Hurry! Hurry! Hurry! I have a lot to get done today! Urging my kids into motion after a call from a mom in early labor. I still have stockings to wrap, a house to clean, Advent parts to practice and food to finish in preparation for a growing group of people coming to Christmas Eve dinner. I woke with a foreboding hum in the back of my head but it hadn't turned into anything more than an annoyance by noon. A few hours later that annoyance was beginning to roar and all I wanted to do was sleep. Migraine. Why now? Do your shoes match? Put a clean shirt on! Lights! Camera! Action! Not quite, but the lights! Migraines and lights are known enemies and I am now praying my stomach will not rebel with the growing head pain. We survive the Advent reading and lighting the candle with no major mishaps. I quickly leave. Sulking in a dark room with ice on my head, I listen to the speaker pipe in my favorite service of the year. I head to bed as the guests begin to serve their Christmas Eve dinner plates. In the quiet, I beg God to know if not having a migraine Christmas Eve would really diminish His glory. No stockings will be wrapped for the first Christmas in 33 years. Surprised, I did get a fitful nights sleep when I was awakened with a 4:30 morning call to head to a birth. Not her first baby. Should be home this morning. Babies have their own schedules. Momma's bodies often take longer than expected. I pout as Matt sends a text about kids opening stockings. I mourn loosing another memory. While in the shadows of the quiet strength of this laboring mom, I rest. In the stillness, I feel His presence.
I am thankful for the church family that makes gathering together anticipated with joy.
I am thankful for the family that works together and cherishes our memories we build. A family that pulled together a dinner and a relationship that is built on more than one dinner. The laughter that echoed through the house. A family that embraced last minute strangers who had nowhere to go.
I am thankful for a few hours of headache free family time late Christmas Eve.
I am thankful for the children who didn't mind waiting for gifts or unwrapped stockings.
I am thankful for a migraine that went away before I went to bed and before I had to attend a birth.
I am thankful to spend time with a fellow midwife friend I haven’t seen in awhile.
I am thankful to watch a beautiful little girl take her first breath and place her into the arms of a tired, strong mom. I am humbled at this calling on my life.
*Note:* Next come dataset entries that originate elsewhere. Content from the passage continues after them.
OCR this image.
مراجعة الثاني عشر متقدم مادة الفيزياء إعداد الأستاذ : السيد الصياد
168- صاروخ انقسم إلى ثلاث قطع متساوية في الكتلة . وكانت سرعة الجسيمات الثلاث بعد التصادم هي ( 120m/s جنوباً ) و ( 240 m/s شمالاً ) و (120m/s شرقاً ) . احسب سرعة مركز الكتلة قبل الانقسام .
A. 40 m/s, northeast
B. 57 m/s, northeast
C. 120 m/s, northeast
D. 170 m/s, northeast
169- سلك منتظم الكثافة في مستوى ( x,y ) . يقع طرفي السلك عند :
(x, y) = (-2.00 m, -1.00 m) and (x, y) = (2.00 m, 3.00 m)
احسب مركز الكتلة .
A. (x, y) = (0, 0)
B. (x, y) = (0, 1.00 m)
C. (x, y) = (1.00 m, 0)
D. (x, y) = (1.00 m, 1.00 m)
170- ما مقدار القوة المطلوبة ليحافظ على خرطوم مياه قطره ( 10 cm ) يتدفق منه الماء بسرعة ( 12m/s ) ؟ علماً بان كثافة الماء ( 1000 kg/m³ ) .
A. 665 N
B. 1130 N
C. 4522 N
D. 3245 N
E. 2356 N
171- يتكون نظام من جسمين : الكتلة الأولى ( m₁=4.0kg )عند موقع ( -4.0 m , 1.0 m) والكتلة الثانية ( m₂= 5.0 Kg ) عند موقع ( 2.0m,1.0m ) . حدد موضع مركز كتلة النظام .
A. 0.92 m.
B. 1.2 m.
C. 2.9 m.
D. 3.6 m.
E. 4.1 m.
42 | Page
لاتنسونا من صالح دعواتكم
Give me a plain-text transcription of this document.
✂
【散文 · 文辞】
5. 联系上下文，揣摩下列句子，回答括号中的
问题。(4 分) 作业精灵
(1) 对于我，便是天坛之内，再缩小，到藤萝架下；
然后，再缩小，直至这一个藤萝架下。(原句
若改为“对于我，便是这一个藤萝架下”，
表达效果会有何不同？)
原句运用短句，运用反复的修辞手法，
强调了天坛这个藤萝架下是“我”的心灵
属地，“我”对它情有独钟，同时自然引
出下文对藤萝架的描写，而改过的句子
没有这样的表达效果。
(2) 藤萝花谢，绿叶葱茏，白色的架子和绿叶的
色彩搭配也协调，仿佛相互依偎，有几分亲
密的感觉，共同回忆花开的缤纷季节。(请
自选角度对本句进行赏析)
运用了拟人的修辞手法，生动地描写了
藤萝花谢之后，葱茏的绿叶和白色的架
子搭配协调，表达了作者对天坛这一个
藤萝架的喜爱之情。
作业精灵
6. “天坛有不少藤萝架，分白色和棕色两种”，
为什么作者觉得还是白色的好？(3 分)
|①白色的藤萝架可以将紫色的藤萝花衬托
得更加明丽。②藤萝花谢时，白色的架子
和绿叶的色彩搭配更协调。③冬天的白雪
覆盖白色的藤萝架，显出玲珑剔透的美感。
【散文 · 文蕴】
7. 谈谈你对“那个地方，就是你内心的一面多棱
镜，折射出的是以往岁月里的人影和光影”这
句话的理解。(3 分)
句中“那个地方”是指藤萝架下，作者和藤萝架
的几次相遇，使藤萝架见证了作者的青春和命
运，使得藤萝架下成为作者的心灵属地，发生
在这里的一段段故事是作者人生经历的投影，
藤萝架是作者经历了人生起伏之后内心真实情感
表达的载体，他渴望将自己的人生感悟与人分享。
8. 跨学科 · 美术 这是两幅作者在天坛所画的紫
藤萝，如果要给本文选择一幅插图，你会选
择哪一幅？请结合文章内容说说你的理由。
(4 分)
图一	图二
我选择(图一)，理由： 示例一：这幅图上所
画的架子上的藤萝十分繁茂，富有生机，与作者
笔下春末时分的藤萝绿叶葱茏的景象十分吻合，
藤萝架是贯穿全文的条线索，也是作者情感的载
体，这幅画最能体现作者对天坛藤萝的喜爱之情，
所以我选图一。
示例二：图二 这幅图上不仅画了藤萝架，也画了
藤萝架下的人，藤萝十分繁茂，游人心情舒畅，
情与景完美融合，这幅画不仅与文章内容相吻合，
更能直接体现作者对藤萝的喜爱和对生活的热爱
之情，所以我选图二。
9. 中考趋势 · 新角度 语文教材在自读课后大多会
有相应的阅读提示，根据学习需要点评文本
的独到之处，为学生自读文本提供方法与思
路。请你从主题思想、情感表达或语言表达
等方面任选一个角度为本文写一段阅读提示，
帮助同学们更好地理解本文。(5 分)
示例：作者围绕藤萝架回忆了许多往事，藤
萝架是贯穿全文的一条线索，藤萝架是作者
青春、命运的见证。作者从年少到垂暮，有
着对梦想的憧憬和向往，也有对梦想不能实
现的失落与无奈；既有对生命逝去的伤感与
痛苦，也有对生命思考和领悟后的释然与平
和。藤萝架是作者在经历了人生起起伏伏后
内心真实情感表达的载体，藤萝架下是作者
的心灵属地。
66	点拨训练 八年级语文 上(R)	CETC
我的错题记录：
As I pull into the driveway to children busting out the door, hugs and an air electric with excitement, I thank you, God, that Your glory involves shaping my heart. In the late afternoon, I watch the bustling activity of children opening their long awaited stockings. I cherish the memory I didn't miss and now treasure even more. Unless I am a birth defines my life. "Unless I am at a Birth" or could it just say "Unless God".